I do NOT have to try harder to be good or holy or righteous or worthy or loved. Those things are way above my pay grade. Those things are God’s job. And He already says Yes.
Which of our 4 jobs do you find the most difficult? Showing up? Gratitude? Getting over yourself? Or trusting the process?
1/12/2017: Welcome, #LiveFree Thursday friends. Click HERE to read more about this week’s theme: no more striving from my friend Suzie and my live free writing sisters.
Goodness Kelly, you have outdone yourself on this post! I just absolutely love what you have written. It’s been a long day and my brain is getting too tired to write a well thought-out answer, but I definitely will tomorrow. Just so much to chew on. And it ties in very well with the Sunday school lesson I will be teaching tomorrow, so yay for me!
I meant to come back earlier on this and identify which I found most difficult, but maybe there is a good reason for my delay…Initially I thought Trusting the Process was the most difficult for me. But I’m beginning to think that Getting over Myself might be harder for me, at least in this season of my life. I’ve been so busy “wringing my hands” over what I am supposed to be doing, and filling some God-ordained call on my life, that I’ve kind of lost sight of just doing whatever it is right in front of me. Sometimes just pitching in on whatever work God has already started out there is the best immediate course of action.
Could not agree more! Do the next right thing and trust that God has a plan to use it! I struggle with the same thing. 🙂
Intentional gratitude is a discipline. It is easy to get fixed on what is lacking. Focusing on the good takes a shift in perspective. If I would cultivate gratitude I would see that, for every 1 thing that goes wrong, 99 things have gone right.

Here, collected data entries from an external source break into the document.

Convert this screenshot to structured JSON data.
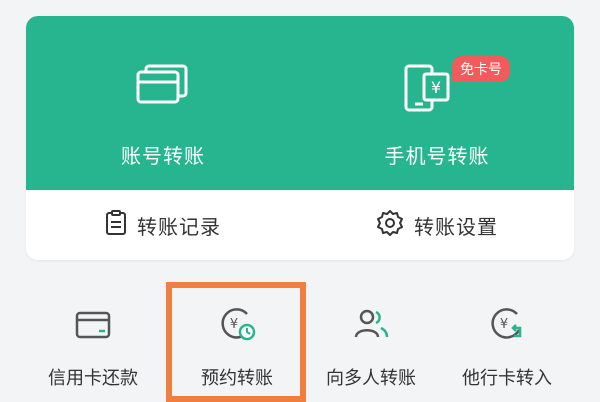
{
  "colors": {
    "accent": "#26b58e",
    "badge": "#f25b5b",
    "highlight": "#f07e3f",
    "text": "#333333"
  },
  "transfer_card": {
    "account_transfer": {
      "label": "账号转账",
      "icon": "bank-card-icon"
    },
    "phone_transfer": {
      "label": "手机号转账",
      "icon": "phone-yuan-icon",
      "badge": "免卡号"
    },
    "records": {
      "label": "转账记录",
      "icon": "document-icon"
    },
    "settings": {
      "label": "转账设置",
      "icon": "gear-icon"
    }
  },
  "quick_actions": [
    {
      "label": "信用卡还款",
      "icon": "credit-card-icon"
    },
    {
      "label": "预约转账",
      "icon": "scheduled-transfer-icon",
      "highlighted": true
    },
    {
      "label": "向多人转账",
      "icon": "multi-user-icon"
    },
    {
      "label": "他行卡转入",
      "icon": "yuan-return-icon"
    }
  ]
}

Hi Kelly! So glad you dropped by. I completely agree with your perspective on gratitude. I once read that “Gratitude is the best therapy” and I know that is true for me. In the difficult seasons, that perspective can be difficult but I firmly believe that God brings special blessings from our offerings of gratitude in those circumstances.
Amen sista! Miss you from the iron group, but looks like things are moving on for you! Congratulations and keep on writing sista. Blessings!